Let $A_1,\ A_2,\ldots$ be independent events. Let $Y$ be a random variable which is measurable with respect to $\sigma(A_n, A_{n+1},\ldots)$ for each $n \in \mathbb{N}$. Prove that there is a real number a such that $P(Y = a) = 1.$
[Hint: Consider $P(Y \leq x)$ for $x \in \mathbb{R}$; what values can it take?]
I have a feeling that this has something to do with intersections?
Must we find x s.t. $P(Y \leq x \cap Y \geq x) = 1$ ?

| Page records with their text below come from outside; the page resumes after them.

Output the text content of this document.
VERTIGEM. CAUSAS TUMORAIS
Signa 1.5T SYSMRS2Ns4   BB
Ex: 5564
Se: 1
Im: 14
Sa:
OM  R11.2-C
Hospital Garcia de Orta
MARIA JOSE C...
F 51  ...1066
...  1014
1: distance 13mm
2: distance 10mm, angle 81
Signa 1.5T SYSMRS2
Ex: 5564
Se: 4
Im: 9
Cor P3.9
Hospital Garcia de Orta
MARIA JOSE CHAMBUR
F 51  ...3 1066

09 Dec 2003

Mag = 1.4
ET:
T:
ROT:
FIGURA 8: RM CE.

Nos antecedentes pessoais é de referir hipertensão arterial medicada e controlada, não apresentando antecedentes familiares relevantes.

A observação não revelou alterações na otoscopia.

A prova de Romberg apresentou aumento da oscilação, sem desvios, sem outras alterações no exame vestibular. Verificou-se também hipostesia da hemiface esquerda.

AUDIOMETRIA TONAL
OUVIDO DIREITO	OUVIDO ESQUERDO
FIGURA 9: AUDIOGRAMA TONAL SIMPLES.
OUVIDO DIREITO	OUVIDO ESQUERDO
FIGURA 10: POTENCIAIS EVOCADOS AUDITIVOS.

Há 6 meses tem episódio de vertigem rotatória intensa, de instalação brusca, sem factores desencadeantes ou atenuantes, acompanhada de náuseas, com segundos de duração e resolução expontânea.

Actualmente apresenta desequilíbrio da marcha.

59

What does measurable the given $\sigma$ -algebra have to do with this anyway? If $Y$ is measurable there, then $Y^{-1}(B) \in \sigma(A_n, A_{n+1},\ldots),\ \forall B \in \frak{B}$...? Choose $B = (-\infty,x]$?
I dunno. Help please. :(
Hint: Try to show that there exists $a \in \mathbb{R}$ such that $$P[Y \leq a] = 1 \text{ and } P[Y < a] = 0$$ by Kolmogorov $0$-$1$ law and $\lim_{x \to \infty} P[Y \leq x] = 1$ and $\lim_{x \to -\infty}P[Y \leq x] = 0$.
More explicitly, let $F(x) = P[Y \leq x]$ be the distribution function of $Y$, then $F$ is nondecreasing, right-continuous and takes only two values $0$ and $1$, what would happen?